The difference isn't just storage, it's what you can ask. Search gives you documents that might be relevant. A knowledge graph gives you answers:

  • What are the prerequisites for heat pump adoption?
  • Which measures depend on building insulation?
  • What funding programs expire this quarter?
  • Which projects are affected if program X ends?
  • What's missing before we can start measure Y?

Some domains benefit so evidently from graphs that the question is not if but when:

  • Drug Discovery, where molecules, targets, pathways and side effects are all interconnected
  • Content management, where articles refer to concepts, people, processes
  • Process knowledge, where best practices, guidelines, and how-tos contain implicit logic

The misconception

Misconception diagram

Most data treated as unstructured comes from structured sources:

  • Research papers have methodology, results, references
  • Reports have key figures, time periods, entities
  • Analytics have dimensions, metrics, segments
  • Interviews have questions, answers, speakers

We pour structured information into text, store it in documents and then try to extract structure again with Retrieval Augmented Generation. And when LLMs hallucinate, it's often because they lack the structured context to reason accurately.

Structured capture solves the problem at its root, not just the symptom.

The spectrum

Not all information can be structured meaningfully. Or the effort is disproportionate to the benefit.

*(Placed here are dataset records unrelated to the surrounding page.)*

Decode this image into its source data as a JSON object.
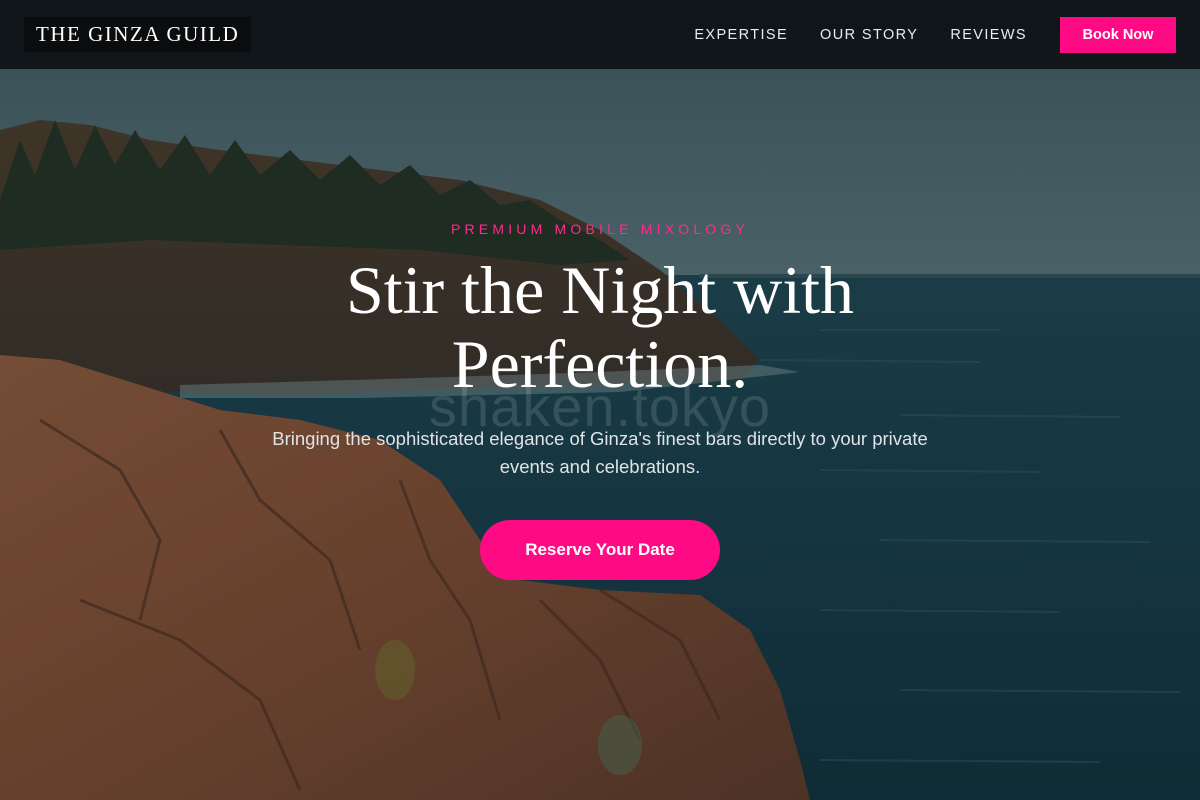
{
  "navbar": {
    "brand": "THE GINZA GUILD",
    "links": [
      {
        "label": "EXPERTISE"
      },
      {
        "label": "OUR STORY"
      },
      {
        "label": "REVIEWS"
      }
    ],
    "cta_label": "Book Now"
  },
  "hero": {
    "eyebrow": "PREMIUM MOBILE MIXOLOGY",
    "headline": "Stir the Night with Perfection.",
    "watermark": "shaken.tokyo",
    "subtext": "Bringing the sophisticated elegance of Ginza's finest bars directly to your private events and celebrations.",
    "cta_label": "Reserve Your Date"
  },
  "colors": {
    "accent": "#ff0a85",
    "navbar_bg": "#0e1216",
    "text_light": "#ffffff"
  }
}
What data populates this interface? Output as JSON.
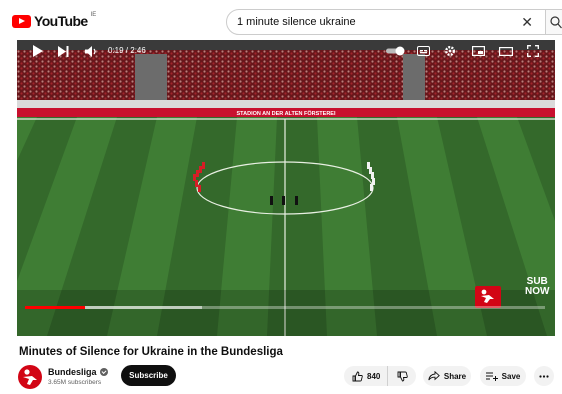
{
  "header": {
    "logo_text": "YouTube",
    "region_code": "IE",
    "search_query": "1 minute silence ukraine"
  },
  "player": {
    "current_time": "0:19 / 2:46",
    "progress": 0.115,
    "buffered": 0.34,
    "overlay_text_line1": "SUB",
    "overlay_text_line2": "NOW",
    "banner_text": "STADION AN DER ALTEN FÖRSTEREI",
    "colors": {
      "progress": "#ff0000",
      "pitch_light": "#3f7d34",
      "pitch_dark": "#34692b",
      "banner": "#c8102e"
    }
  },
  "video": {
    "title": "Minutes of Silence for Ukraine in the Bundesliga",
    "channel_name": "Bundesliga",
    "subscribers": "3.65M subscribers",
    "subscribe_label": "Subscribe",
    "like_count": "840",
    "share_label": "Share",
    "save_label": "Save"
  }
}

For example: Constructing a terrace as a sustainable land management practice involves information about the slope, orientation or length among other construction details. You could model each as separate attributes or entities that link to a step within a construction process. But if terrace construction is one of 200 concepts? A description stored within a string attribute attached to the step does the job. In contrast, if your database only contains terrace construction descriptions or is meant for robotics, the level of detail should certainly increase.

The granularity depends on requirements: What needs to be queryable? What only needs to be readable?

Granularity on demand
Full structure
Entities, relations,
attributes, constraints
Description as attribute
Free text as an
attribute of an entity
Queryable & machine-readable
Terrace
→ slope
15°
→ orientation
South-West
→ length
12m
Readable & contextual
The terrace is built at a 15° slope, oriented south-west, approx. 12m long. Particularly suited for orchards due to optimal sun exposure.

Modeling knowledge with hypergraphs

Simple triples subject, predicate, object do not do justice to reality.

Measure X was implemented by Organization Y in Project Z with Budget W and led to Result V.

Misconception diagram

Traditional graph databases still operate on low-level primitives: nodes and edges. A relationship is always binary, connects two things, nothing more. But reality is messier. A project involves a team, a budget, a deadline, and a client. A measure was implemented by an organization, in a project, with funding, and led to a result. Modeling this with binary edges requires artificial intermediate nodes, called reification, and the structure you wanted to capture gets buried in workarounds.

Hypergraphs solve this. Relations can connect any number of participants directly. They can carry their own attributes. And they can play roles in other relations: a contract isn't just a link between parties, it can itself be referenced by an amendment, a dispute, a renewal. No normalization. No joins. No artificial nodes. Just the structure as it actually exists.